— Lui! repartit mistress Markleham en agitant sa tête et son éventail: que vous ne connaissez guère mon pauvre Jack Maldon pour me faire pareille question! Lui, me dire cela! Ah bien oui! il se ferait plutôt tirer à quatre chevaux avant d'en dire un mot.
— Maman! dit mistress Strong.
— Ma chère Annie, reprit sa mère, je vous prie, une fois pour toutes, de ne pas vous mêler de ce que je dis, à moins que ce ne soit pour confirmer mes paroles. Vous savez aussi bien que moi que votre cousin Maldon se laisserait plutôt tirer par un nombre indéfini de chevaux, car je ne sais pas pourquoi je me bornerais à quatre: certainement, non, ce n'est pas à quatre chevaux; il se laisserait tirer par huit, par seize, par trente-deux chevaux plutôt que de dire un mot qui pût déranger les plans du docteur.

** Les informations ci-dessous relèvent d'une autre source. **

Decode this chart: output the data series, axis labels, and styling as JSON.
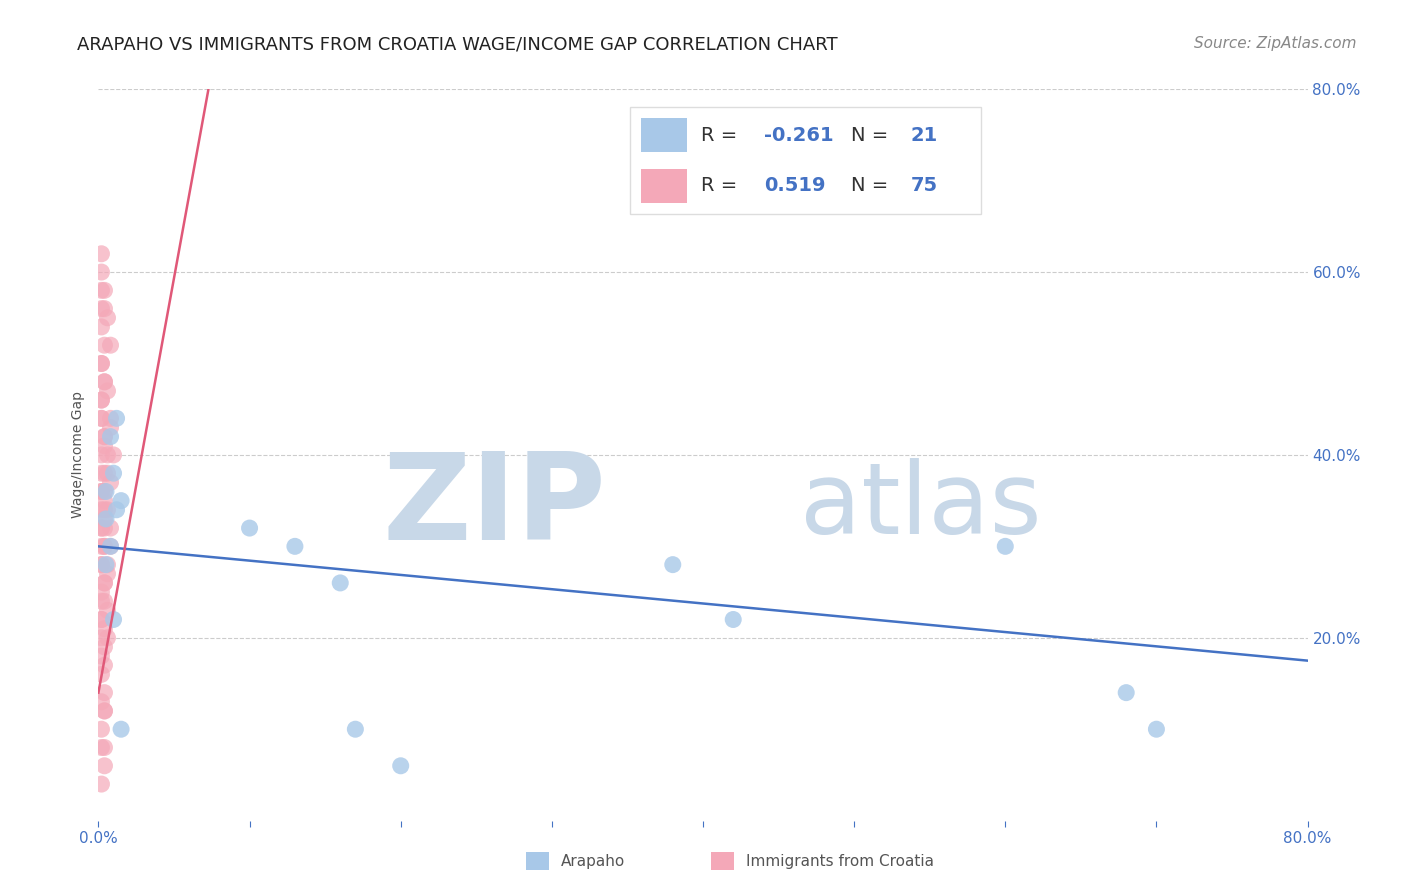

— Dites plutôt les plans de Wickfield, dit le docteur en passant la main sur son menton et en regardant son conseiller d'un air repentant; c'est-à-dire le plan que nous avions formé à nous deux. Pour moi j'ai dit seulement: «en Angleterre ou à l'étranger.»
— Et moi, j'ai dit: «à l'étranger,» ajouta gravement M. Wickfield; c'est moi qui l'ai fait: c'est moi qui en suis responsable.
— Oh! qui est-ce qui vous parle de responsabilité? dit mistress Markleham; tout a été fait pour le mieux, mon cher monsieur Wickfield, nous savons bien que tout a été fait dans les meilleures intentions. Mais si ce pauvre garçon ne peut pas vivre là-bas, que voulez-vous y faire? S'il ne peut pas vivre là-bas, il mourra là-bas, plutôt que de déranger les projets du docteur. Je le connais bien, continua mistress Markleham en agitant son éventail avec l'air calme et prophétique d'une prêtresse inspirée, et je sais bien qu'il mourra là plutôt que de déranger les plans du docteur.
— Eh bien! eh bien! madame, dit gaiement le docteur, je ne suis pas assez fanatique de mes projets pour ne point les changer moi- même et refuser tout autre arrangement. Si M. Jack Maldon revient en Angleterre pour cause de mauvaise santé, nous ne le laisserons pas repartir, et il faudra tâcher de le pourvoir d'une manière plus avantageuse dans ce pays-ci.»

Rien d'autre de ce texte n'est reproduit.